‘Our bargain was that you would let him go free,’ said Charity. ‘If you do anything to harm him, I shall make sure that everyone knows what has gone on here today—do not forget how popular I am, Phineas.’
‘But not for long. You are the audience’s favourite at the moment, but how long do you think that will last, a year, two? Pah! They will have forgotten you by the winter. Then no one will give tuppence for your accusations.’ He continued softly, ‘And I think it is time you started calling me Father, don’t you?’
‘Never!’
He laughed. ‘No, perhaps it is a little late for that. Then it must be “sir”. What think you, madam wife?’
‘She should call you “master”,’ declared Hannah. ‘After all, she is nothing more than a servant now and should be treated as such. I shall have an attic room prepared for her. With a lock on the door, in case she thinks to give us the slip in the night.’

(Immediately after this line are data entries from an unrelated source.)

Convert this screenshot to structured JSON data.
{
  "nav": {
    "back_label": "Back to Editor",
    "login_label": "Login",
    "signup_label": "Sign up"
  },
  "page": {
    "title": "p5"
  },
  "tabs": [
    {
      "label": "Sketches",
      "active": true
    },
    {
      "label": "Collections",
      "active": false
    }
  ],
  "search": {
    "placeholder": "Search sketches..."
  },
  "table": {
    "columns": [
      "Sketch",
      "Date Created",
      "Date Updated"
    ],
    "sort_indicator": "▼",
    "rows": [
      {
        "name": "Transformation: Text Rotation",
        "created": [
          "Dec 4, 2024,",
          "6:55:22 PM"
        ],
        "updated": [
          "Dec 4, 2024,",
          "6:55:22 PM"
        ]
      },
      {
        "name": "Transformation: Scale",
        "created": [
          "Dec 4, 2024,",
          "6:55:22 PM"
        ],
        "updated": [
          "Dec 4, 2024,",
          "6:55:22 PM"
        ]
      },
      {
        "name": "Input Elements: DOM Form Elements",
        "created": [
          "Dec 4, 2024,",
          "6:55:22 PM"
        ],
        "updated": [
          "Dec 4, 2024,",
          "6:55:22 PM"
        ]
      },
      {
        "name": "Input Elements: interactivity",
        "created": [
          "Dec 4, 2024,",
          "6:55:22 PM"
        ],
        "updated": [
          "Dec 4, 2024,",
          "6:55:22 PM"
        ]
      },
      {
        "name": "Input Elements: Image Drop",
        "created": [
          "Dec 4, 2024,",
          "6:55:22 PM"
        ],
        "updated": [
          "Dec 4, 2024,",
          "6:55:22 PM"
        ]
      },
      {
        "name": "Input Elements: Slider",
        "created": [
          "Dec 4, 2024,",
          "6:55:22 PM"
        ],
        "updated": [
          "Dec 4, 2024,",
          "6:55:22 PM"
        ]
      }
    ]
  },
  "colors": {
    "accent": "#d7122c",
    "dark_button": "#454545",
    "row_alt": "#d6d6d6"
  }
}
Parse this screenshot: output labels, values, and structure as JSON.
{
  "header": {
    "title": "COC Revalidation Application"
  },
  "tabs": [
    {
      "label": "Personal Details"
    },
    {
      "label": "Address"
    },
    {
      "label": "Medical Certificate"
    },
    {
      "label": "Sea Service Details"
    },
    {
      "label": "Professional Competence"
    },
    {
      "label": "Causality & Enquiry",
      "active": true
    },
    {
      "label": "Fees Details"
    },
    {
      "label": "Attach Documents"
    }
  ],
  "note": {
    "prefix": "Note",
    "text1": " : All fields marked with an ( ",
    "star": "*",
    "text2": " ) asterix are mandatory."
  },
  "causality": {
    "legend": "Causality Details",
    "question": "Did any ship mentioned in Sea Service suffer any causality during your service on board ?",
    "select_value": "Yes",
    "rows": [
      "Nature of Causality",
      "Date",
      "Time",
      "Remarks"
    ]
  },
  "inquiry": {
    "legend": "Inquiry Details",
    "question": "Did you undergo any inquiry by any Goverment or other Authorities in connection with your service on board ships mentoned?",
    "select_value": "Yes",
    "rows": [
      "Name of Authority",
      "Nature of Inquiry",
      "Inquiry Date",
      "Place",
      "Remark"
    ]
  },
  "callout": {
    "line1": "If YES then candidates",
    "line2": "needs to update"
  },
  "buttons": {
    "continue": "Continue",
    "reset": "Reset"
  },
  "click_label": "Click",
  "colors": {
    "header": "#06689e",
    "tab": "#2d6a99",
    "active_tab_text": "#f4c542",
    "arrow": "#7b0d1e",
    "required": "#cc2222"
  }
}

‘I have given you my word,’ said Charity coldly.
‘And you have signed yourself over to me,’ added Phineas, holding up the paper. ‘I think now perhaps you should write a little note to Sir Mark, explaining that you have seen the error of your ways and decided to come home to your loving father and stepmama.’
She shuddered at the thought, but she sat down at the desk and pulled a sheet of paper towards her.

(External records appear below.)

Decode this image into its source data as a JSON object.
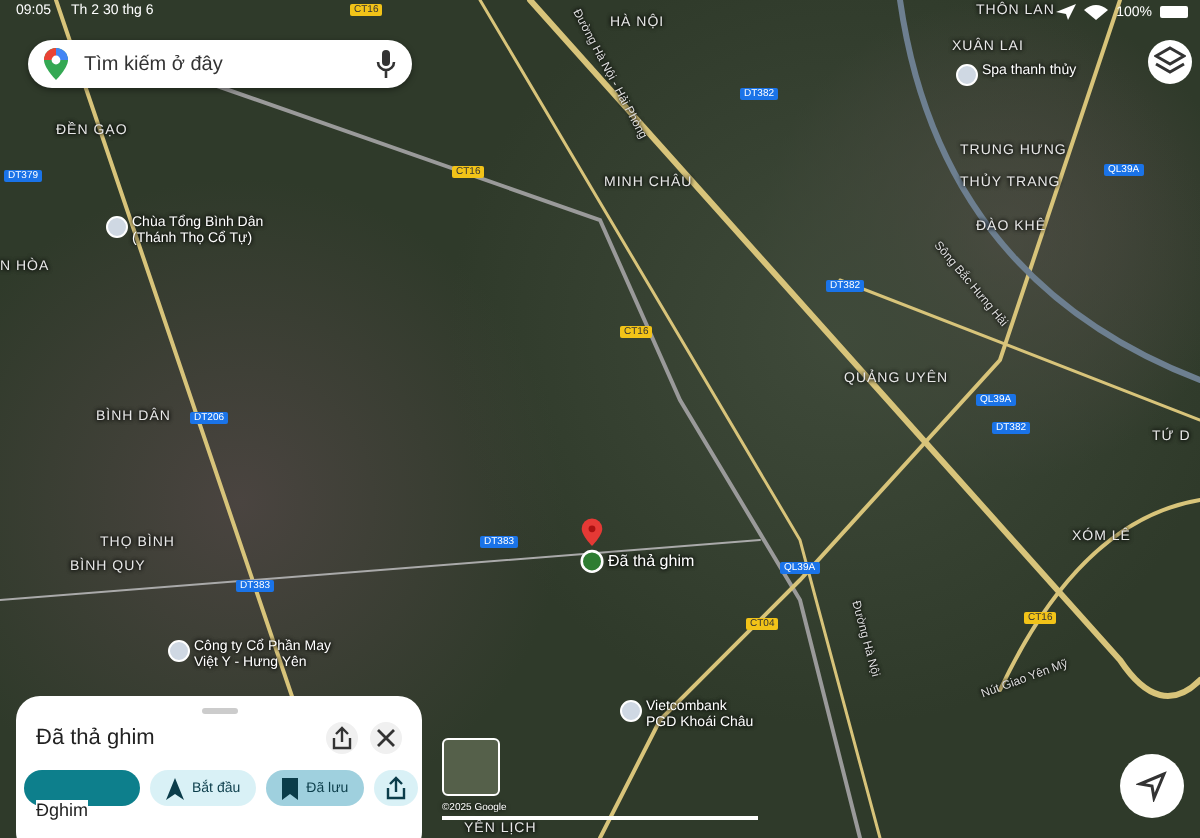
{
  "status_bar": {
    "time": "09:05",
    "date": "Th 2 30 thg 6",
    "battery": "100%"
  },
  "search": {
    "placeholder": "Tìm kiếm ở đây"
  },
  "map_labels": [
    {
      "kind": "place",
      "text": "HÀ NỘI"
    },
    {
      "kind": "place",
      "text": "THÔN LAN"
    },
    {
      "kind": "place",
      "text": "XUÂN LAI"
    },
    {
      "kind": "place",
      "text": "ĐỀN GẠO"
    },
    {
      "kind": "place",
      "text": "N HÒA"
    },
    {
      "kind": "place",
      "text": "MINH CHÂU"
    },
    {
      "kind": "place",
      "text": "BÌNH DÂN"
    },
    {
      "kind": "place",
      "text": "THỌ BÌNH"
    },
    {
      "kind": "place",
      "text": "BÌNH QUY"
    },
    {
      "kind": "place",
      "text": "TRUNG HƯNG"
    },
    {
      "kind": "place",
      "text": "THỦY TRANG"
    },
    {
      "kind": "place",
      "text": "ĐÀO KHÊ"
    },
    {
      "kind": "place",
      "text": "QUẢNG UYÊN"
    },
    {
      "kind": "place",
      "text": "TỨ D"
    },
    {
      "kind": "place",
      "text": "XÓM LÊ"
    },
    {
      "kind": "place",
      "text": "YÊN LỊCH"
    },
    {
      "kind": "poi",
      "text": "Chùa Tổng Bình Dân\n(Thánh Thọ Cổ Tự)"
    },
    {
      "kind": "poi",
      "text": "Spa thanh thủy"
    },
    {
      "kind": "poi",
      "text": "Công ty Cổ Phần May\nViệt Y - Hưng Yên"
    },
    {
      "kind": "poi",
      "text": "Vietcombank\nPGD Khoái Châu"
    },
    {
      "kind": "pin",
      "text": "Đã thả ghim"
    },
    {
      "kind": "road",
      "text": "Đường Hà Nội - Hải Phòng"
    },
    {
      "kind": "road",
      "text": "Sông Bắc Hưng Hải"
    },
    {
      "kind": "road",
      "text": "Đường Hà Nội"
    },
    {
      "kind": "road",
      "text": "Nút Giao Yên Mỹ"
    },
    {
      "kind": "shield",
      "text": "DT379"
    },
    {
      "kind": "shield",
      "text": "DT382"
    },
    {
      "kind": "shield",
      "text": "DT206"
    },
    {
      "kind": "shield",
      "text": "DT383"
    },
    {
      "kind": "shield",
      "text": "DT383"
    },
    {
      "kind": "shield",
      "text": "DT382"
    },
    {
      "kind": "shield",
      "text": "QL39A"
    },
    {
      "kind": "shield",
      "text": "QL39A"
    },
    {
      "kind": "shield",
      "text": "QL39A"
    },
    {
      "kind": "shield",
      "text": "DT382"
    },
    {
      "kind": "highway",
      "text": "CT16"
    },
    {
      "kind": "highway",
      "text": "CT16"
    },
    {
      "kind": "highway",
      "text": "CT16"
    },
    {
      "kind": "highway",
      "text": "CT04"
    },
    {
      "kind": "highway",
      "text": "CT16"
    }
  ],
  "sheet": {
    "title": "Đã thả ghim",
    "overlay_text": "Đghim",
    "actions": [
      {
        "kind": "primary",
        "selected": false
      },
      {
        "kind": "directions",
        "label": "Bắt đầu",
        "selected": false
      },
      {
        "kind": "save",
        "label": "Đã lưu",
        "selected": true
      },
      {
        "kind": "share",
        "selected": false
      }
    ]
  },
  "street_view": {
    "credit": "©2025 Google"
  }
}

‘I should write to Hywel Jenkin, too,’ she said. ‘He will need to cancel my benefit night at the end of the week.’
‘Benefit night?’ said Hannah. ‘What is that?’
‘It was a special performance he was going to put on, where all the proceeds would come to me.’

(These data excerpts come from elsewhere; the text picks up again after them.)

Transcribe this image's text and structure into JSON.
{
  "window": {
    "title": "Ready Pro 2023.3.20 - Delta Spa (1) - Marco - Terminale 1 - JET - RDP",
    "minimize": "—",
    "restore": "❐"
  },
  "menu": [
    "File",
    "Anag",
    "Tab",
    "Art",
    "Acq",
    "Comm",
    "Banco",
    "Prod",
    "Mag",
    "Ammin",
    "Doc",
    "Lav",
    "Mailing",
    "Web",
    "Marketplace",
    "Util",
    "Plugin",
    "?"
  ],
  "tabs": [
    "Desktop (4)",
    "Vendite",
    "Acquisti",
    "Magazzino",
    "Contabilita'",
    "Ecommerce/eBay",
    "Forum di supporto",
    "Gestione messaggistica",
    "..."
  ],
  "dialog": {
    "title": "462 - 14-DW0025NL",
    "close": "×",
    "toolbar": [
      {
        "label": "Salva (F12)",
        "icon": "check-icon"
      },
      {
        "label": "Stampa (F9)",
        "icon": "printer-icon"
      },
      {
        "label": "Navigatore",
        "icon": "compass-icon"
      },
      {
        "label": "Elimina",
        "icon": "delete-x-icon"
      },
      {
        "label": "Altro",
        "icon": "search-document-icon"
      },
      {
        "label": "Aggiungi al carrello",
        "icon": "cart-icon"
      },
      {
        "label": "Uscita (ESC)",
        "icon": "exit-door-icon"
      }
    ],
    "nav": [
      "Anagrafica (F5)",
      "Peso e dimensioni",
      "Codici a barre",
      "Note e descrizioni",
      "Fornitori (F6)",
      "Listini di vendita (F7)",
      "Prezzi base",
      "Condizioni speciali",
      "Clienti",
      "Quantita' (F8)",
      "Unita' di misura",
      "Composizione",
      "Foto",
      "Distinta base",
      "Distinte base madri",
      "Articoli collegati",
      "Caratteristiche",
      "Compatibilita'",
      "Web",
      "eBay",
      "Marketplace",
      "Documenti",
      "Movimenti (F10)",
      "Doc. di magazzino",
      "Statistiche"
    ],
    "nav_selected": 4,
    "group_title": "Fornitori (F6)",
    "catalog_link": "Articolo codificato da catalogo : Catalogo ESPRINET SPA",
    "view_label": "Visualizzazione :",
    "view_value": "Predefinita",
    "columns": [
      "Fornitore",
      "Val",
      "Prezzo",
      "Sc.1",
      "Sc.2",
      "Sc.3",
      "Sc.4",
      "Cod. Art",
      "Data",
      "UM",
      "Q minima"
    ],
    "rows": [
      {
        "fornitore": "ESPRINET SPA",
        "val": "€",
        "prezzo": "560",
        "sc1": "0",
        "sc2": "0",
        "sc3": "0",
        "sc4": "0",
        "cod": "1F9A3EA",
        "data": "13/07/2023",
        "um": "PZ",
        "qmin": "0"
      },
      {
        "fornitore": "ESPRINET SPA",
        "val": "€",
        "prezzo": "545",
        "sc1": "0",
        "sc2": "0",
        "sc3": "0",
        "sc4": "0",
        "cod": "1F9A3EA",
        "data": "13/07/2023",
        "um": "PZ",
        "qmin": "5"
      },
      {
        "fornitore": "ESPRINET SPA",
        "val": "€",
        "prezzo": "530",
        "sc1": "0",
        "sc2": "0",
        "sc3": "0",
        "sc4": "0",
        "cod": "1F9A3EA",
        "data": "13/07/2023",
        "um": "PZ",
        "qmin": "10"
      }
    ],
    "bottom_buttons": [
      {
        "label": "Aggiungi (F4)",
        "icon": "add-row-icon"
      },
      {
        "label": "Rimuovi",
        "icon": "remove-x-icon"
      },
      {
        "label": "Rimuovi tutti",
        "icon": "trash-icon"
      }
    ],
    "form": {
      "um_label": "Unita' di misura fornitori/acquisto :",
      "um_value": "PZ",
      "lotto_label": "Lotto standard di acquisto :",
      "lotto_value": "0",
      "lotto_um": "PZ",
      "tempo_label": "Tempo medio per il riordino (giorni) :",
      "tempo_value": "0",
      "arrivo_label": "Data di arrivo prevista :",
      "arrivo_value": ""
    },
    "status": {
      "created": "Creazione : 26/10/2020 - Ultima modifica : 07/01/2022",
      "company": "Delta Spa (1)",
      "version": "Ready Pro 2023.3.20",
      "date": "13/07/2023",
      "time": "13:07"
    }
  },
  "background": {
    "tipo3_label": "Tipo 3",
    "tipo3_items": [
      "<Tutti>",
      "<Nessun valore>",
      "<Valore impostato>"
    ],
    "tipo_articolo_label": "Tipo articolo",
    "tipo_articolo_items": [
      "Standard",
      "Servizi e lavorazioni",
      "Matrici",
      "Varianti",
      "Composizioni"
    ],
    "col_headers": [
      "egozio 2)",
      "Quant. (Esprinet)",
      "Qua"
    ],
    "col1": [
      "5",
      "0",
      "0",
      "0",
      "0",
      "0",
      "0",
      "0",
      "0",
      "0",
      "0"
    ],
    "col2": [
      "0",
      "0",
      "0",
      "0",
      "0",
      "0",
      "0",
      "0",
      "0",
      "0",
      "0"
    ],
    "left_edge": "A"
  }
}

‘Well, you are giving up the stage,’ Phineas told her. ‘Your days as a symbol of lust and wantonness are over. From now on it will be a plain gown, and as for your hair—’ He reached into a drawer and pulled out a large pair of scissors.
Charity’s blood ran cold as he advanced towards her. Hannah laid a hand on his arm.
‘Wait, my dear, let us not be too hasty. This...benefit night, how much does it make?’
‘What?’ Charity could not take her eyes from the shears clasped in her father’s hand. ‘Oh, it varies. A full house could bring in several hundred pounds.’
‘Husband, I think we should let little Charity perform her benefit, do not you?’
Phineas shook her off.
‘The theatre is an abomination,’ he raged. ‘It is a den of vice and iniquity. My daughter shall never again—’
‘Yes, that is all very well,’ replied Hannah tartly, ‘But the proceeds would go some way to pay for the cost of keeping her here.’ She paused. ‘She might also announce to the audience her retirement and repentance for her wicked life. Think of that, Phineas, a public admission of her sin. All of Allingford would know of it, and a goodly proportion of Beringham people would be there, too, I have no doubt.’
Charity felt sick at the very idea, but she was watching Phineas put the scissors back in the drawer.
‘Yes,’ he said slowly. ‘A very public renunciation of the theatre, from its principal player. I shall write your farewell speech—’
‘You shall not!’ retorted Charity angrily.
‘Very well, I shall oversee it,’ he conceded, ‘but you will include a few lines of my choosing. And before you refuse, madam, reflect that it will give Durden more time before I levy hue and cry against him.’
Charity bit back a furious retort. A few extra days could make all the difference. At best it would give Ross’s friends time to act upon the letter she had written out. At worst, Ross could be safely out of the country by then.
* * *
‘Well, my dear, this is it. Your final performance.’
The curtain had just gone up and Hywel was standing in the wings with Charity. The past few days had been agonising. Phineas had allowed her to return to Allingford to rehearse and put her affairs in order. There had been no news of Ross and, although she did not believe he would desert her, Phineas’s declaration that he would save himself and leave her to her fate remained at the back of her mind. After all, even if Phineas was charged with treason, Ross would still have to stand trial for highway robbery, if he came back.
When she had told Hywel she was giving up the stage and putting him in charge of all her properties and her money, he had been so astounded that she had ended by telling him everything.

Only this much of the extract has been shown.